Although steroids are extremely effective in controlling MG, there are potential side effects. Therefore, additional drugs are often used which allow the doctors to reduce the dose of steroids required and may even allow the patient to stop steroids completely. These drugs also suppress the immune system but they act in a different way to the steroids, take longer to work and have different side effects. Thus by using a small dose of steroids and one of these other medications, the side-effects are kept to a minimum, while maximising the immunosuppressive effect. Azathioprine is the only steroid- sparing agent that has been tested formally and found to be beneficial in treating MG. However in-patients who cannot take Azathioprine, alternatives such as Methotrexate or Cyclosporin appear to be effective. Patients taking steroids or steroid-sparing agents are at increased risk of infection. It is best for patients to consult their doctors before having any vaccinations (live vaccines should be avoided), or engaging in unusual activities that could put them at risk of contracting infections.

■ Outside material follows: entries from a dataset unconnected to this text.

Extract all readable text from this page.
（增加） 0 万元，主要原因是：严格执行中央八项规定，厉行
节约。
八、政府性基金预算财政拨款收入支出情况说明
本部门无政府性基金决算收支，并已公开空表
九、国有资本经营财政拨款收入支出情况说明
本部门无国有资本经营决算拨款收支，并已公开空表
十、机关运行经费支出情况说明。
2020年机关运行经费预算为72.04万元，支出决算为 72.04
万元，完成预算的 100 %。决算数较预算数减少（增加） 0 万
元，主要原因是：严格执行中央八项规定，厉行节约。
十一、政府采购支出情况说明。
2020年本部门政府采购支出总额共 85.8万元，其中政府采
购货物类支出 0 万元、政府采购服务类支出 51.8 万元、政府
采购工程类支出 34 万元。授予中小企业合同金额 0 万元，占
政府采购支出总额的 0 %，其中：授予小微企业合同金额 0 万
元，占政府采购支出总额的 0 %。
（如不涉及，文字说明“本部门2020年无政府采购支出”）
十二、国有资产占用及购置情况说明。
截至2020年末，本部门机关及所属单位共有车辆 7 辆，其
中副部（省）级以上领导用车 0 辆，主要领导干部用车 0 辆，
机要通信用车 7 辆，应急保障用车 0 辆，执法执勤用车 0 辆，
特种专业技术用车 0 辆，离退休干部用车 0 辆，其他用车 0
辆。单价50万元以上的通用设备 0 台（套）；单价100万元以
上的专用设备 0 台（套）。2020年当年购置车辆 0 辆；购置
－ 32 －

If a patient is very weak or is having trouble with breathing or swallowing then they are usually admitted to hospital for more aggressive treatments such as plasma exchange or intravenous immunoglobulin (IVIg). These treatments can produce a rapid improvement in symptoms but the benefits only last for about 6 weeks. They are reserved for situations when symptoms need to be controlled quickly, and they are not appropriate long-term treatments.
What is the prognosis?
The prognosis of MG has improved significantly with the introduction of immunosupressive therapy. The majority of patients become symptom free if they are adequately treated. However most patients do have to remain on tablets for life as the symptoms generally return if they stop the medication.
What other diseases can be mistaken for MG?
MG is the most common of the neuromuscular junction conditions, but about 3 in 20 of patients presenting with symptoms of MG will not have antibodies to the acetylcholine receptor. Some of these will have antibodies to another muscle protein, called MuSK. MuSK antibody myasthenia is treated in much the same way as the usual form of MG, although thymectomy may not be needed. Some will have the Lambert Eaton myasthenic syndrome. In this condition, the patients are also weak and fatigue easily, but eye symptoms are less common. About half the patients are smokers and a particular type of lung cancer may be found. Antibodies to another neuromuscular junction protein, the voltage-gated calcium channel, cause the disease. Treatment is similar to that for MG but thymectomy is not performed. There are also rare congenital myasthenic syndromes, which are due to hereditary gene mutations in the acetylcholine receptor. Antibodies do not cause these and thymectomy and immunosuppressive drugs are not used.